Cattle
Vaccination of cattle is an important part of keeping a herd healthy and productive. There are a number of core vaccines for both beef and dairy cattle.

Cows and bulls:
⁃infectious bovine rhinotracheitis, bovine viral diarrhea, parinfluenza, and bovine respiratory syncytial virus – available in a variety of forms depending on the gestation status and presence of a nursing calf
⁃Clostridium combination vaccine (7 or 8 way blackleg) – blackleg is rare in adult cattle but it can cause fatal disease and the vaccine can provide calves with antibodies via colostrum
⁃leptospirosis and campylobacter (vibriosis)
⁃pink eye as needed – MANY strains of this bacteria exist and a vaccine can be made for the specific strains on a farm
⁃J-5 in dairy cows only

Calves:
⁃infectious bovine rhinotracheitis, bovine viral diarrhea, parinfluenza, and bovine respiratory syncytial virus – also comes in combination with respiratory bacteria; replacement heifers can receive a modified live virus (MLV) that allows them to receive subsequent MLV vaccines regardless of gestation status
⁃Clostridium combination vaccine (7 or 8 way blackleg) – available with tetanus which is a good idea for bull calves that will be castrated
⁃Brucellosis is optional and for heifers only– also called OCV or bangs – must be done in heifers 4-12 months of age
⁃pink eye as needed
⁃rotavirus, coronavirus, and E. coli to try to prevent scours – more common in dairy calves

Regular deworming and external parasite control is important in keeping cattle in good health. There are a variety of administration routes available including oral, injection, and pour on.

Sheep and Goats

A big concern with small ruminants is intestinal parasite resistance.
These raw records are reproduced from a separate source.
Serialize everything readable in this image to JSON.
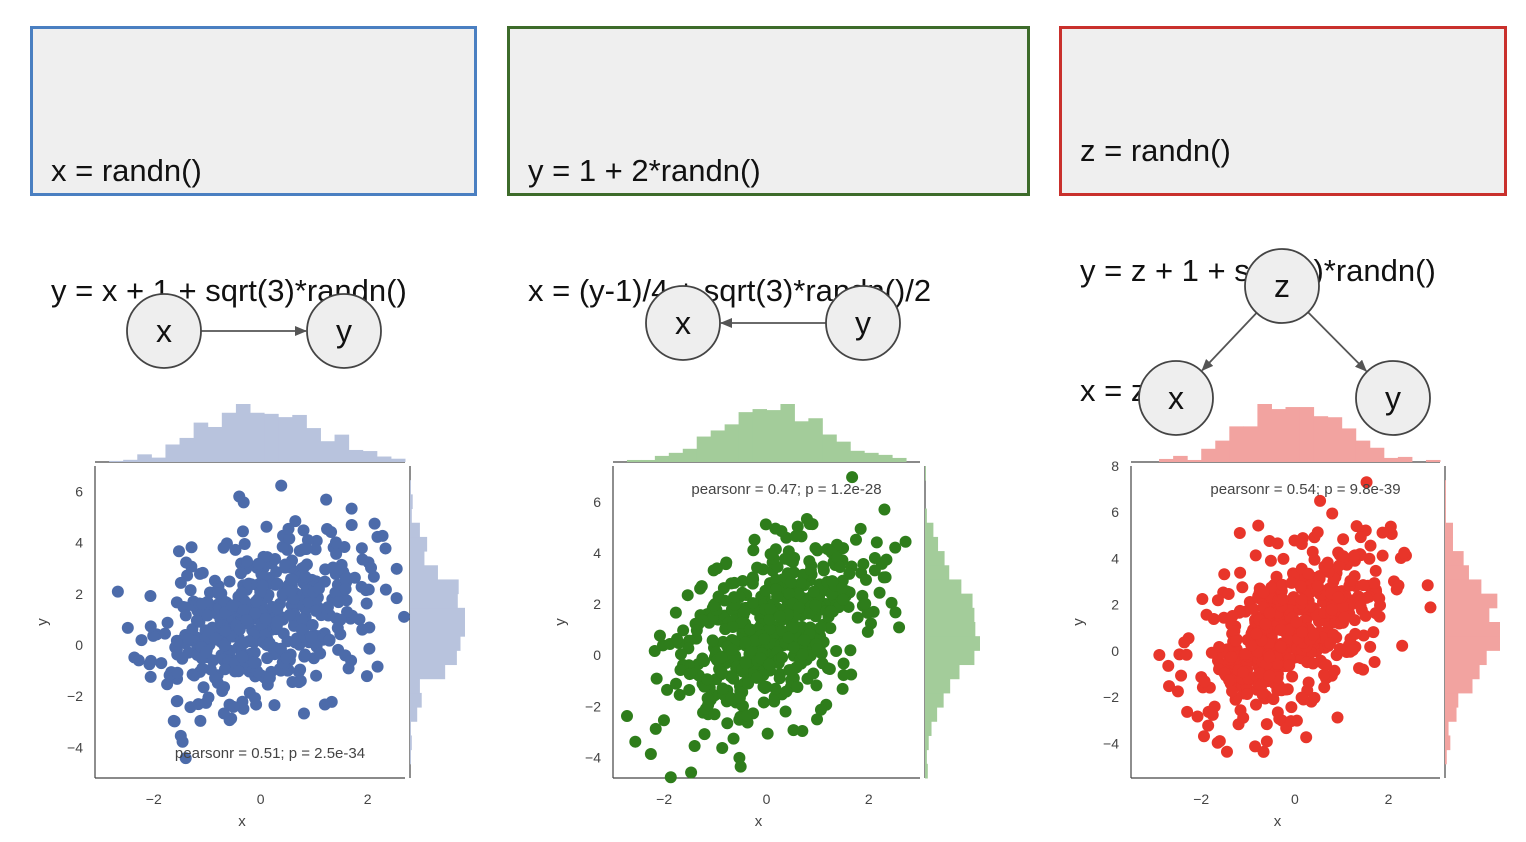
{
  "boxes": [
    {
      "lines": [
        "x = randn()",
        "y = x + 1 + sqrt(3)*randn()"
      ],
      "color": "#4a7fc1"
    },
    {
      "lines": [
        "y = 1 + 2*randn()",
        "x = (y-1)/4 + sqrt(3)*randn()/2"
      ],
      "color": "#3d6b2a"
    },
    {
      "lines": [
        "z = randn()",
        "y = z + 1 + sqrt(3)*randn()",
        "x = z"
      ],
      "color": "#c9302c"
    }
  ],
  "diagrams": [
    {
      "nodes": [
        "x",
        "y"
      ],
      "edges": [
        [
          "x",
          "y"
        ]
      ]
    },
    {
      "nodes": [
        "x",
        "y"
      ],
      "edges": [
        [
          "y",
          "x"
        ]
      ]
    },
    {
      "nodes": [
        "z",
        "x",
        "y"
      ],
      "edges": [
        [
          "z",
          "x"
        ],
        [
          "z",
          "y"
        ]
      ]
    }
  ],
  "chart_data": [
    {
      "type": "scatter",
      "xlabel": "x",
      "ylabel": "y",
      "xlim": [
        -3.1,
        2.7
      ],
      "ylim": [
        -5.2,
        7.0
      ],
      "xticks": [
        -2,
        0,
        2
      ],
      "yticks": [
        -4,
        -2,
        0,
        2,
        4,
        6
      ],
      "annotation": "pearsonr = 0.51; p = 2.5e-34",
      "annotation_position": "bottom",
      "color": "#4c6baa",
      "hist_color": "#b8c3dd",
      "n_points": 500,
      "slope": 0.62,
      "intercept": 1.0,
      "x_sd": 1.0,
      "resid_sd": 1.6,
      "seed": 11
    },
    {
      "type": "scatter",
      "xlabel": "x",
      "ylabel": "y",
      "xlim": [
        -3.0,
        3.0
      ],
      "ylim": [
        -4.8,
        7.4
      ],
      "xticks": [
        -2,
        0,
        2
      ],
      "yticks": [
        -4,
        -2,
        0,
        2,
        4,
        6
      ],
      "annotation": "pearsonr = 0.47; p = 1.2e-28",
      "annotation_position": "top",
      "color": "#2e7d1b",
      "hist_color": "#a3cc9a",
      "n_points": 500,
      "slope": 0.9,
      "intercept": 0.8,
      "x_sd": 0.95,
      "resid_sd": 1.7,
      "seed": 23
    },
    {
      "type": "scatter",
      "xlabel": "x",
      "ylabel": "y",
      "xlim": [
        -3.5,
        3.1
      ],
      "ylim": [
        -5.5,
        8.0
      ],
      "xticks": [
        -2,
        0,
        2
      ],
      "yticks": [
        -4,
        -2,
        0,
        2,
        4,
        6,
        8
      ],
      "annotation": "pearsonr = 0.54; p = 9.8e-39",
      "annotation_position": "top",
      "color": "#e8352a",
      "hist_color": "#f2a3a0",
      "n_points": 500,
      "slope": 1.0,
      "intercept": 1.0,
      "x_sd": 1.0,
      "resid_sd": 1.7,
      "seed": 37
    }
  ]
}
Overuse of deworming products have led to intestinal parasites becoming resistant to many of the existing deworming products available. A severe parasite infestation can easily lead to the death of a sheep or goat with the young and old being most susceptible. The current recommendation is to perform regular fecal examinations to get an egg count and ensure deworming even needs to be done. It is also recommended to use the same deworming product until it fails to work then switch to a different class of dewormer.

Sheep and goats need a yearly CD-T vaccine to prevent a trio of clostridial diseases including tetanus. Rabies can also be given to both species although it is off label in goats.

Bladder stones can be a problem in males of both species but is more common in wethers – especially goats. Excessive calcium intake coupled with decreased water consumption can lead to the formation bladder stones that can block the urethra. Animals castrated at a young age may be at an increased risk as their urethra may be narrower than if castrated when he is older. If the stone cannot be passed or removed, the animal will need surgery to regain the ability to urinate and save his life. This surgery will render him unable to be used as a breeding animal.

Many pet goat owners do not want horns due to the possible danger of injury to humans and other goats. Disbudding is a procedure that uses heat to kill the cells that grow into horns and is best done on a young animal that is a few weeks to a couple of months of age. Any horn removal done after this age will be considered a surgical procedure necessitating anesthesia. The horn buds of goats, especially males, can be difficult to prevent from regrowing. There is a fine line between achieving the heat needed to prevent horn growth and damaging the brain of a goat due to the thin skull in the horn area.

There are numerous diseases that sheep and goats can be tested for to keep the flock or herd as safe as possible. Both species can contract Johne’s and caseous lymphadenitis (CL). Johne’s causes diarrhea while CL can lead to abscessation of lymph nodes mainly in the head/neck. Ovine progressive pneumonia (OPP), specific to sheep, can cause respiratory problems and weight loss. Caprine arthritis encephalitis (CAE), is specific to goats, can cause neurologic signs and pneumonia in kids and arthritis in adults. These viruses are certainly spread through the colostrum but transmission through contact may be possible as well.